A professora Elisa Gerais Greca explica que a recuperação de retalhos é feita com sobra de tecidos, basicamente cetim e algodão, doados por duas empresas da cidade. Como a maioria das mulheres já sabe costurar, o projeto estimula, sobretudo, a criatividade. ‘‘No começo, elas estavam inibidas, mas agora a empolgação é tanta que trazem tudo montado de casa’’, conta.
A especialidade da turma são os pegadores de panela, vendidos a R$ 5,00. Mas elas produzem também suporte de mesa para panelas com tecidos recortados formando bordados (R$ 6,00), aparadores de porta (R$ 6,00) e almofadas (R$ 7,00), cujo enchimento também é feito com material reaproveitado – isopor vindo da separação de lixo feita no bairro.
Sônia Liasch, uma das alunas participantes do projeto, aprendeu na infância com a avó a mexer com retalhos. Acompanha as mulheres desde o início dos trabalhos e está satisfeita com os resultados. ‘‘O que me motiva é que elas vêm com vontade de aprender.
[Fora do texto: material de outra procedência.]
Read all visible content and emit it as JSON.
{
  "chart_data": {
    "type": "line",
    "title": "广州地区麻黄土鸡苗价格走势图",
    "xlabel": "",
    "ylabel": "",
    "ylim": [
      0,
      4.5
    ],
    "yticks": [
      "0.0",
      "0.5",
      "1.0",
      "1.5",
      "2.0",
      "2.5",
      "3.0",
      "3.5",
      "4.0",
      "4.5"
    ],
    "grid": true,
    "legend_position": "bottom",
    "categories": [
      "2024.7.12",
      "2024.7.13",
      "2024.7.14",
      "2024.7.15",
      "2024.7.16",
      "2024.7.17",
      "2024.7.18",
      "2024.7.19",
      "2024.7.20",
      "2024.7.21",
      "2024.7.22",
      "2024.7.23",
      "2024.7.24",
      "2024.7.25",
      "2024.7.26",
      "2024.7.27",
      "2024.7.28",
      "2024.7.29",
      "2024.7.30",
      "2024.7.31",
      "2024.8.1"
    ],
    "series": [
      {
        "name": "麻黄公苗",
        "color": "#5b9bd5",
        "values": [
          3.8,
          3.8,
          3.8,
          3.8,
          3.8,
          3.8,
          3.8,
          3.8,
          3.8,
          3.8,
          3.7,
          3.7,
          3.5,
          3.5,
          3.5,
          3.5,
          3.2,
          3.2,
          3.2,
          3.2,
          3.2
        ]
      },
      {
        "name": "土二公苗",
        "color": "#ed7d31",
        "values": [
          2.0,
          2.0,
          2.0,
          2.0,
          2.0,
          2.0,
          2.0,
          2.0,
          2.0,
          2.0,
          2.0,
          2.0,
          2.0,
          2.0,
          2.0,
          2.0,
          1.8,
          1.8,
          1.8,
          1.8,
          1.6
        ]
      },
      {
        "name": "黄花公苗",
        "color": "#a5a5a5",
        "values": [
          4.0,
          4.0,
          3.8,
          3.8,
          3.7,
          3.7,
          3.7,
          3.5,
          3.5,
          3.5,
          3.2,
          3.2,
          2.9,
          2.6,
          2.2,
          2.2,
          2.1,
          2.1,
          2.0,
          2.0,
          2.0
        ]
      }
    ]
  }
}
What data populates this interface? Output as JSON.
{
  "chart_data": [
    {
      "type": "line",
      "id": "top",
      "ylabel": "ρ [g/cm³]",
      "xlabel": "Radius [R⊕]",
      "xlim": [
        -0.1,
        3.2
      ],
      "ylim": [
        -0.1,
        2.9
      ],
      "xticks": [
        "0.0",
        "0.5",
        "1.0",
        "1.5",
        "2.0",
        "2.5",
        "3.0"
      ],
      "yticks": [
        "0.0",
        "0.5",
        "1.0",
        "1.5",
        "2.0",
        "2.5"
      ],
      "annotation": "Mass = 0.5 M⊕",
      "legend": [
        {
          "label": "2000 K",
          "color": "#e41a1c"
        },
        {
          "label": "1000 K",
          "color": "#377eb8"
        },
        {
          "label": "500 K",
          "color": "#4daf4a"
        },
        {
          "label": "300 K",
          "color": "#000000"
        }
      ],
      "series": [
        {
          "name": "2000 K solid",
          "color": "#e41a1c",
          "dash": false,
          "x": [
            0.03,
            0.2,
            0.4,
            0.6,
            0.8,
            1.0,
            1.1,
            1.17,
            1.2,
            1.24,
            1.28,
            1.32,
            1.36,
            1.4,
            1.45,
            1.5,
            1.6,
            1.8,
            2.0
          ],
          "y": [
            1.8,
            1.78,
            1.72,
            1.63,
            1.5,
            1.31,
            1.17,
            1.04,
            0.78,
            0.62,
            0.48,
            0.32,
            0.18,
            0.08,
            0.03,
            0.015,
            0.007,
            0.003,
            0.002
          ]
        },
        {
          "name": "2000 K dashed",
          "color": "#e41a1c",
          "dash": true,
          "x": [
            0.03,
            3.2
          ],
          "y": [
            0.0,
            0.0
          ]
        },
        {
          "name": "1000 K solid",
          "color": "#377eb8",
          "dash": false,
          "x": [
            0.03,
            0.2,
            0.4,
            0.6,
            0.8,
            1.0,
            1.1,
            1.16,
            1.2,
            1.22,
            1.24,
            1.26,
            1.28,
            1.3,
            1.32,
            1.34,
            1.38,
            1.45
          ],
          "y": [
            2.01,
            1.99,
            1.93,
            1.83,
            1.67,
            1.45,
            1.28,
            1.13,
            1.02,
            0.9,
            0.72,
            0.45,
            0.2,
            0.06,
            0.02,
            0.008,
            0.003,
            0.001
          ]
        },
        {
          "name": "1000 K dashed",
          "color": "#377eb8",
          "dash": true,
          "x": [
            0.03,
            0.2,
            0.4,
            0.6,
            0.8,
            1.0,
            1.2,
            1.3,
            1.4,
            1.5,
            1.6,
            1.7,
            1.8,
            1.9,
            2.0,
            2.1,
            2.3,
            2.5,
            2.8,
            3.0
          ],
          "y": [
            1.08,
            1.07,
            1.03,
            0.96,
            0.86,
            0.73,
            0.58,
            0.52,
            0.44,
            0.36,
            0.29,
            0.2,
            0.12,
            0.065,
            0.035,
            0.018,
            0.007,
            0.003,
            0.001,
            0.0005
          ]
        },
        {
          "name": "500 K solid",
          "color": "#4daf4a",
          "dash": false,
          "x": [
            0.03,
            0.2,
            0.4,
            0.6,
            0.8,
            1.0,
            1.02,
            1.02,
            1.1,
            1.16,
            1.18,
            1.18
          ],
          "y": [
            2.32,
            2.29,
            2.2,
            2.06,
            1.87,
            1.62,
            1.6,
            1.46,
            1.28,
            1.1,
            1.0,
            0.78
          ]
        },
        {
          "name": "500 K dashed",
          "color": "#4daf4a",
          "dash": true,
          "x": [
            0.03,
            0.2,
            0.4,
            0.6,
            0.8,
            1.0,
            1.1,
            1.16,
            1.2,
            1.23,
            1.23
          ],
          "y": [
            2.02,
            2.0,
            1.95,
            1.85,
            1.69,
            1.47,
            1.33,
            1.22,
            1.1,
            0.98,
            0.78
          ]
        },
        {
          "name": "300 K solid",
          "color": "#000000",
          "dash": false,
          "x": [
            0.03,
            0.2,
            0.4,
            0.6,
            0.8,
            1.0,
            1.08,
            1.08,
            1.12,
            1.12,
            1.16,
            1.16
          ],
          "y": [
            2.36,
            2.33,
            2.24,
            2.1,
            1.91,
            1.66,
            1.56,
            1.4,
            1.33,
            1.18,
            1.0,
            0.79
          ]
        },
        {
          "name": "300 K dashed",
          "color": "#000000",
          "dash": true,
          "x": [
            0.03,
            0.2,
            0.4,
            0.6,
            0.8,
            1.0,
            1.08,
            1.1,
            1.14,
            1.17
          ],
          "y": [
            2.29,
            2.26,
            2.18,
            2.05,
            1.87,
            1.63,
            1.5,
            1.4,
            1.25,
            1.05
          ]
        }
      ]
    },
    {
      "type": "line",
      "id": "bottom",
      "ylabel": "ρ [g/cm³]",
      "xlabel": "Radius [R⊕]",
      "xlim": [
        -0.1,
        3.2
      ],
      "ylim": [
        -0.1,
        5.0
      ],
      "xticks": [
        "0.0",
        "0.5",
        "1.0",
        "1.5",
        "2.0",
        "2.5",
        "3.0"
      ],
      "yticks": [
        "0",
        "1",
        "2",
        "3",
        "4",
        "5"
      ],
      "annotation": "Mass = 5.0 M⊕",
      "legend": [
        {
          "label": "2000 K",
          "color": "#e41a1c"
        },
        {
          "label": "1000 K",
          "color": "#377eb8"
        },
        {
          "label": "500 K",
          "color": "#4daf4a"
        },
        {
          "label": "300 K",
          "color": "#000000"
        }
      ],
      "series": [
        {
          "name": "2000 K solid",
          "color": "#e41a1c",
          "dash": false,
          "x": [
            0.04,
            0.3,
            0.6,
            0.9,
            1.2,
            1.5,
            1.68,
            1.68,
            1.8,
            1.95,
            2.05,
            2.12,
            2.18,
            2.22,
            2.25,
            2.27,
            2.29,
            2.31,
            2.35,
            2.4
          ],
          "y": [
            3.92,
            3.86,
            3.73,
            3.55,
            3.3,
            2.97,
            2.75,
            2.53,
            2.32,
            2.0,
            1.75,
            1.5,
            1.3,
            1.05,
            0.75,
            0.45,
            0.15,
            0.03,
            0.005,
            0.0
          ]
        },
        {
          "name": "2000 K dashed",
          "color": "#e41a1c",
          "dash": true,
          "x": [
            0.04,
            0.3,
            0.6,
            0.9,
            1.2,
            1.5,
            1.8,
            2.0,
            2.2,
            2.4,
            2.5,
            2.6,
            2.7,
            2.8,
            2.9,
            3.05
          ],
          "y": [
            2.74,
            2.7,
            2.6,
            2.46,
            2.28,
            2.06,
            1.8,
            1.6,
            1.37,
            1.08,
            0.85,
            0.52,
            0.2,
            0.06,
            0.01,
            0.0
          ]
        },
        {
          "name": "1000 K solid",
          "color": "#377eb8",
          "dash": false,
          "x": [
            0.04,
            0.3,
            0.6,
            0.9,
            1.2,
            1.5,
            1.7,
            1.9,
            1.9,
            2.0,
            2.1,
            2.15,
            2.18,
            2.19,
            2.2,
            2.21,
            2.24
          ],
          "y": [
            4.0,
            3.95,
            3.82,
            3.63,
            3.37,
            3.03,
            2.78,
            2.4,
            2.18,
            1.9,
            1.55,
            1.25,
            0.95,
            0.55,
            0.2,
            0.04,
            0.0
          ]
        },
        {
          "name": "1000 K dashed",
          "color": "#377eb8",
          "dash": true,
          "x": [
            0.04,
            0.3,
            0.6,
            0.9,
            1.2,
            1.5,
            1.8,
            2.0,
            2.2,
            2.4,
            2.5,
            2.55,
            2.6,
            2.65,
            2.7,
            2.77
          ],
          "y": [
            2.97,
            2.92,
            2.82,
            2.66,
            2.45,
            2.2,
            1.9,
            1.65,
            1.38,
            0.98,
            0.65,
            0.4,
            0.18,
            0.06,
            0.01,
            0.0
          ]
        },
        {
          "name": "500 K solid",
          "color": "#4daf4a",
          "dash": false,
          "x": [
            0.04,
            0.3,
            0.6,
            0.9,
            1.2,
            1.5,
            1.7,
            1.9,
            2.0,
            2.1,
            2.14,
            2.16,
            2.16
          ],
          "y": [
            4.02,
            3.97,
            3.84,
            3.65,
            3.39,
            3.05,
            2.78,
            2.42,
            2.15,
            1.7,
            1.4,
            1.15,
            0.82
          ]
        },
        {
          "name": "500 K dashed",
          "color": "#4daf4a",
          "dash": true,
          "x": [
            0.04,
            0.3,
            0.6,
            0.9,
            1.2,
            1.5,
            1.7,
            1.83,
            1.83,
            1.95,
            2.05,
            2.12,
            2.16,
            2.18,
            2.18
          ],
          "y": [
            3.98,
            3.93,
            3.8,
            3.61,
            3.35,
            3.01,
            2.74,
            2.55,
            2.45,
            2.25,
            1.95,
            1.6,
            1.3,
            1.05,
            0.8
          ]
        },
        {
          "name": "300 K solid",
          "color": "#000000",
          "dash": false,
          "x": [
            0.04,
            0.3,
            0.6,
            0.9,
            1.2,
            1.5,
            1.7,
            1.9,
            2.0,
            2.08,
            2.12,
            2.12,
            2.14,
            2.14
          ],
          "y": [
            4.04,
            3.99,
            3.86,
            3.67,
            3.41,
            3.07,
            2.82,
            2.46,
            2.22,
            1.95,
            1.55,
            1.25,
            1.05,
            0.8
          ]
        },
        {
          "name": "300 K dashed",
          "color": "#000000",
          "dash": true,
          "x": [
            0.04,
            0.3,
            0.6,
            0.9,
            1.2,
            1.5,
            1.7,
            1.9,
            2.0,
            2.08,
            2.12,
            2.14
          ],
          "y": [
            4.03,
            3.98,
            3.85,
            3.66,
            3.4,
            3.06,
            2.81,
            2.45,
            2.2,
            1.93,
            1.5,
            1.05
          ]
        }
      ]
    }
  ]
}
O pouco que a gente passa para elas é muito’’, diz Sônia, enquanto ensina como franzir o tecido para formar as encantadoras flores de fuxico.
As peças começaram a ser vendidas recentemente em bazares beneficentes. A estréia foi no calçadão, às vésperas do Dia das Mães. ‘‘Os interessados também vêm até o bairro para comprar’’, observa Sônia. O dinheiro obtido com as vendas é dividido da seguinte forma: 50% para a instituição repor os materiais utilizados (linha, agulha, tesoura, peças das máquinas e tecido de acabamento) e 50% rateado entre as mulheres.
A dona de casa Leigila Aparecida Martins Gabriel, 42 anos, participa da Associação há dois anos e a venda de artesanato era a única renda da família até há pouco tempo, pois o marido estava desempregado. Agora que começou a trabalhar com retalhos, ela já faz planos maiores. ‘‘Eu e mais três amigas queremos montar uma microempresa, uma lojinha quem sabe’’, revela. Motivadas, elas têm se esforçado para aprender e produzir o máximo possível. ‘‘Às vezes, trabalhamos até meia-noite para trazer tudo montado na quarta-feira’’, conta Leigila, que está empolgada com o projeto. ‘‘Estou amando. A gente tem tantos problemas que se ficar em casa matutanto, enlouquece. Isso aqui é um remédio, em todos os sentidos’’, define.
A Associação das Mulheres Batalhadoras do Franciscato funciona na Rua Tadao Ohira, 325 – Jardim Perobal.